Manaus, juntamente com a maioria dos municípios do Amazonas, enfrenta uma severa crise ambiental. Além da seca recorde, que tem deixado comunidades isoladas, a cidade teve que fechar escolas nas áreas rurais e sofre prejuízos na navegação de embarcações e no escoamento de produtos do Polo Industrial.

A cidade também enfrenta uma “onda” de fumaça devido às queimadas na região metropolitana. Na última semana, a qualidade do ar em Manaus foi classificada como uma das piores do mundo.

Quase toda a orla da capital reflete o mesmo cenário. O rio “desapareceu”, dando lugar a bancos de areia e pequenos filetes de água. Até a principal atração turística, a Praia da Ponta Negra, teve que ser fechada, com uma cerca para impedir a passagem dos banhistas.

Até o famoso Encontro das Águas, um dos pontos turísticos mais conhecidos da cidade, não escapou do impacto da seca, alterando drasticamente a paisagem.

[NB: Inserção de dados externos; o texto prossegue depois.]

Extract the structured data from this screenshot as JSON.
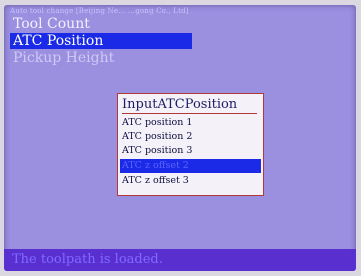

Em outras áreas da grande Manaus, uma visão de um “mar de lixo” e barcos encalhados substitui o majestoso Rio Negro que existia há um mês.

Para aqueles que dependem do rio para sua subsistência, a situação é desesperadora. O comerciante Erick Santos, de 29 anos, relatou os desafios que sua família enfrenta com a queda nas receitas e a presença de fumaça que afasta os clientes:

“Nossa renda diminuiu muito. Estamos vivendo com o mínimo do mínimo, apenas para pagar as contas de luz e água. Comemos o que sobra do restaurante. Sinceramente, não sei até quando vamos aguentar.”

Segundo ele, a incerteza sobre quando o rio voltará a subir deixa a família preocupada. A seca tem impactado diretamente no transporte de passageiros, como evidenciado por Manoel Alves, que trabalha em uma cooperativa de barqueiros na Marina do Davi:

“Está muito feio esse ano. A gente sabe que o rio vai baixar todo ano, mas esse ano a situação está muito difícil. Só vi algo semelhante em 2010, quando a seca foi muito intensa.”

A estiagem obrigou a cooperativa a transportar menos passageiros por viagem, o que afeta o valor do transporte e dificulta o sustento dos trabalhadores.

A situação já é desafiadora para a população ribeirinha, mas os especialistas alertam que o cenário tende a piorar antes de melhorar. A esperança reside na possibilidade de melhora no final de novembro e início de dezembro, quando o rio deve começar a subir novamente.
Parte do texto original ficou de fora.